Monday, 5 February 2007

It's easy to do sad-vertising for insurance and telecommunications...

My colleague found these Asian ads on Youtube... lots of crying reported by all who've seen them.

Life assurance... Thai style.

Orange mobile in Thailand.

And a mobile network in the Philippines.

So I'm left thinking, is it genuinely harder to do sad-vertising for FMCG? Or are we just so unused to it that it seems impossible?
I've seen it done really well... and I'll upload some mpegs if I can figure out how.


Rory Sutherland said...

Funny you raise this. I think (I may be wrong) that the Thai life assurance ads were the work of Ogilvy Thailand.... in any case they were shown at an Ogilvy WW meeting in NY a few weeks ago.

On seeing them I asked a similar question to yours: "why does almost every creative team in the world shy away from sentiment like this? Why do we prefer to imbue a proposition with humour than with any other emotion?"

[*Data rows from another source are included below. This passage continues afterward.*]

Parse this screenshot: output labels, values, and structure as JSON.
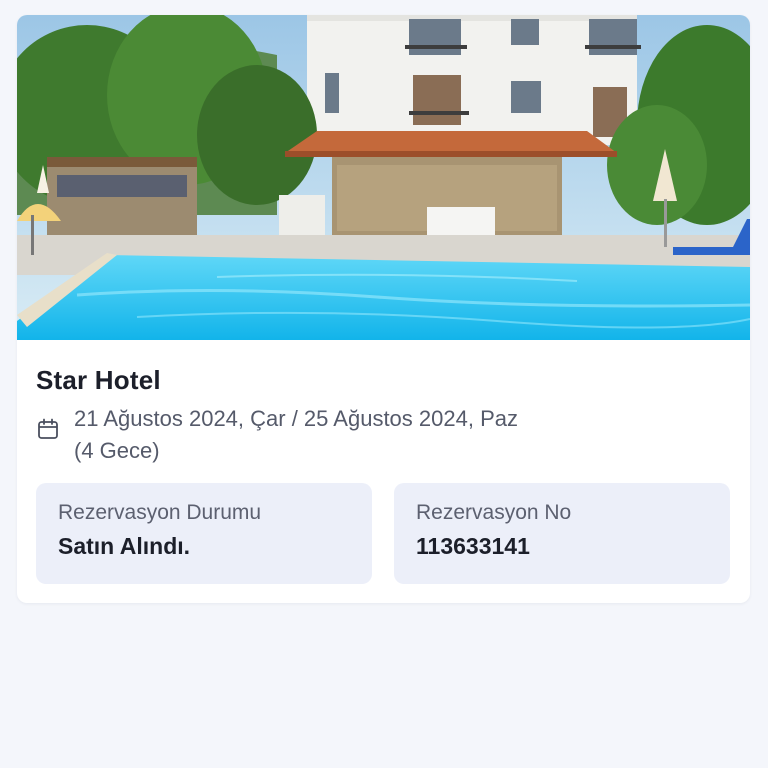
{
  "hotel": {
    "name": "Star Hotel",
    "dates_line1": "21 Ağustos 2024, Çar / 25 Ağustos 2024, Paz",
    "dates_line2": "(4 Gece)"
  },
  "status": {
    "label": "Rezervasyon Durumu",
    "value": "Satın Alındı."
  },
  "reservation": {
    "label": "Rezervasyon No",
    "value": "113633141"
  },
  "icons": {
    "calendar": "calendar-icon"
  },
  "colors": {
    "background": "#f4f6fb",
    "card": "#ffffff",
    "info_box": "#eceff9",
    "pool": "#2fc6ee"
  }
}
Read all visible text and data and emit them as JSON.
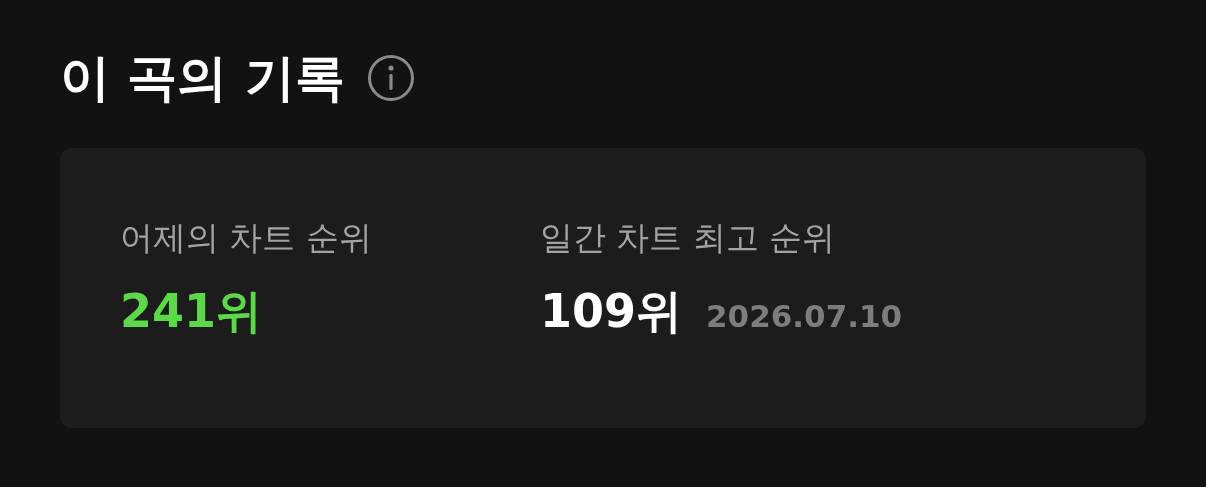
{
  "title": "이 곡의 기록",
  "stats": [
    {
      "label": "어제의 차트 순위",
      "value": "241위",
      "color": "#5cd84a"
    },
    {
      "label": "일간 차트 최고 순위",
      "value": "109위",
      "color": "#ffffff",
      "date": "2026.07.10"
    }
  ]
}
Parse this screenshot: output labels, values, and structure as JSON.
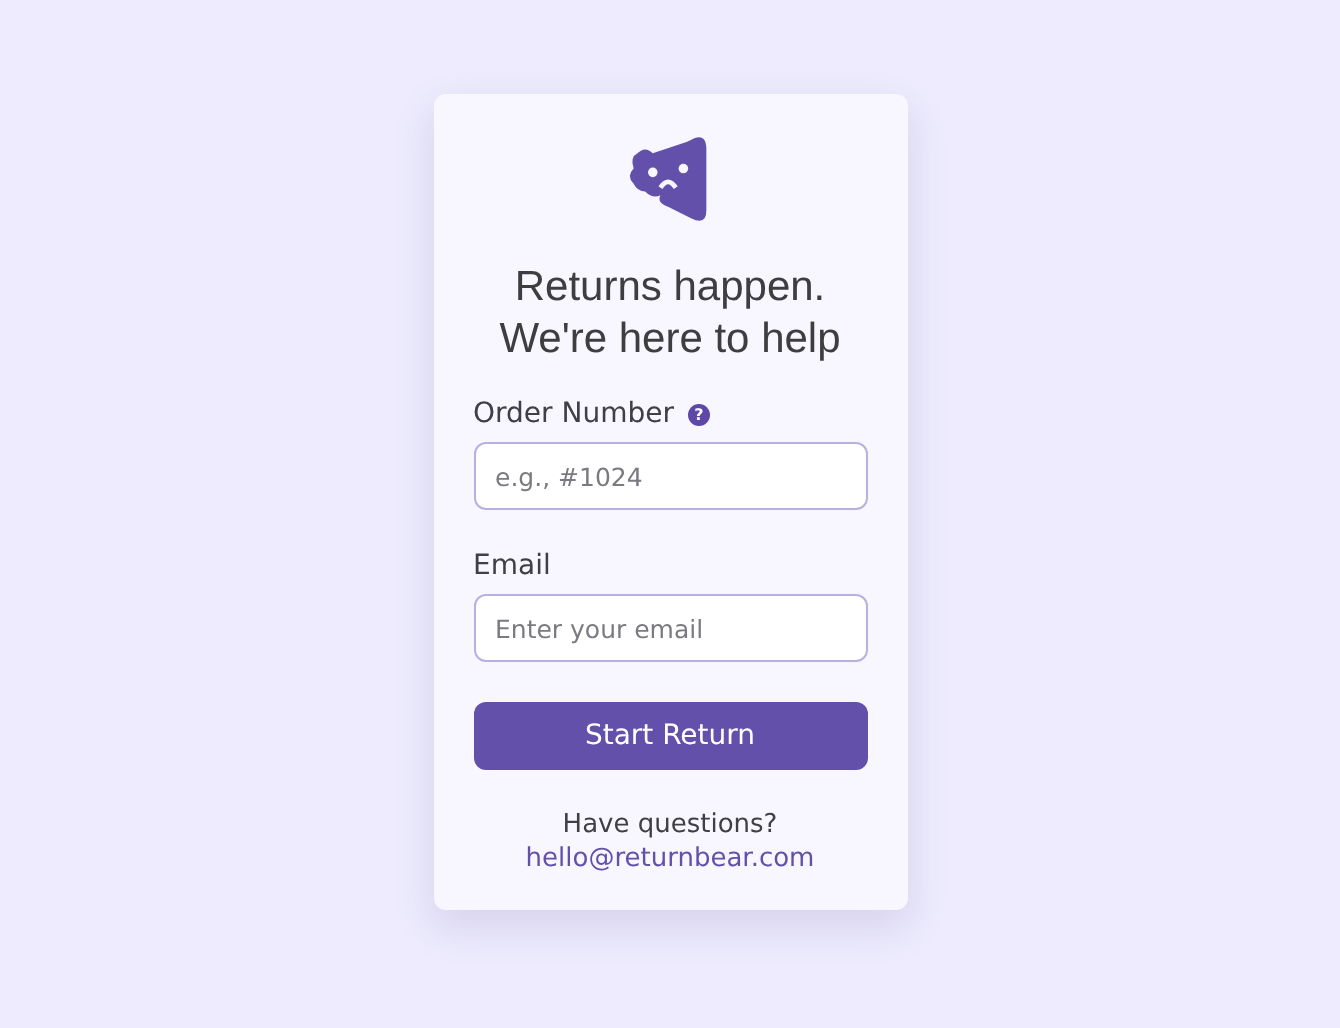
{
  "title": "Returns happen. We're here to help",
  "fields": [
    {
      "label": "Order Number",
      "placeholder": "e.g., #1024",
      "help": "?"
    },
    {
      "label": "Email",
      "placeholder": "Enter your email"
    }
  ],
  "button": "Start Return",
  "footer": {
    "text": "Have questions?",
    "link": "hello@returnbear.com"
  }
}
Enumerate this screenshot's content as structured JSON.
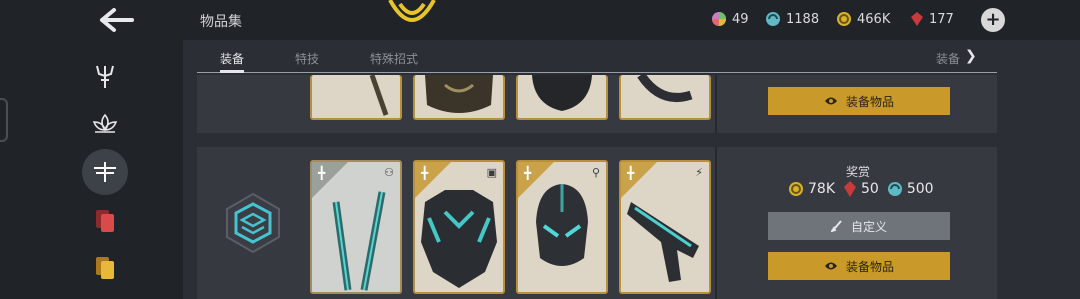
{
  "header": {
    "title": "物品集",
    "currencies": [
      {
        "name": "multi-gem",
        "value": "49"
      },
      {
        "name": "cyan-orb",
        "value": "1188"
      },
      {
        "name": "gold-coin",
        "value": "466K"
      },
      {
        "name": "ruby",
        "value": "177"
      }
    ]
  },
  "tabs": [
    {
      "label": "装备",
      "active": true
    },
    {
      "label": "特技",
      "active": false
    },
    {
      "label": "特殊招式",
      "active": false
    }
  ],
  "tab_more": "装备",
  "rows": [
    {
      "equip_label": "装备物品"
    },
    {
      "reward_title": "奖赏",
      "rewards": [
        {
          "icon": "gold-coin-icon",
          "value": "78K"
        },
        {
          "icon": "ruby-icon",
          "value": "50"
        },
        {
          "icon": "cyan-orb-icon",
          "value": "500"
        }
      ],
      "customize_label": "自定义",
      "equip_label": "装备物品"
    }
  ],
  "colors": {
    "accent_gold": "#c99a2a",
    "background": "#23262b",
    "panel": "#363940"
  }
}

Is this a Brit thing? An age thing? Or is it simply impossible to convey this kind of effect in 30s rather than 120s - or whatever sensible length these ads are.

David Bonney said...

Thank you for your post Rory.

You ask a really important question. I may have gone some way to proving that more complex emotions than humour can be effective in advertising. But it's just as important that we ask why it is that humour has come to dominate at the expense of other more compelling emotions.

I believe age of teams has something to do with it... a football-mad placement team from Sunderland in their early twenties will lace everything they say with jokes and wise-cracks... there seems a panic in their eyes when they haven't got something funny to say. Perhaps they're at an age where their reproductive imperative drives them to show off and entertain in everything they do, or perhaps it's just their perceived job insecurity that drives them to be jester-like.

But I think another factor is personality type - perhaps advertising is not attractive to the most emotionally sensitive and mature creatives? It is easy to understand why a wise-cracking funnyman with unrelenting social skills might more easily survive the early years of placement than a sensitive, introverted, thoughtful soul who might feel more intellectually and emotionally rewarded elsewhere. So perhaps there just aren't enough deep feelers in the industry? Or maybe every creative has one within and just needs a little permission to be honest in the work they produce.

However I believe much blame lies with clients (and the account men and planners who do not push them). It is at the brief development stage that the boundaries of tonality can be pushed. And now that Millward Brown appear to be on the side of sad-vertising, there is no longer a defence for clients who are unwilling to venture beyond "funny", "upbeat", "joyous" and "light relief".

It makes my blood boil that clients can be so patronising to their consumers, avoiding at all costs communications that might involve a little deep sentiment. It's as if they feel consumers are suffering from affective disorders and liable to break down or reject a brand in disgust if made to feel something real.

To your last point, the length of ads may have something to do with it... but it only takes 10 seconds to show someone crying... and that is surely more powerful than any joke of equivalent length.

dead insect said...

hey dude.

asians are way more dark/morose and somehow a bit honest about death, generally more so than people in the west.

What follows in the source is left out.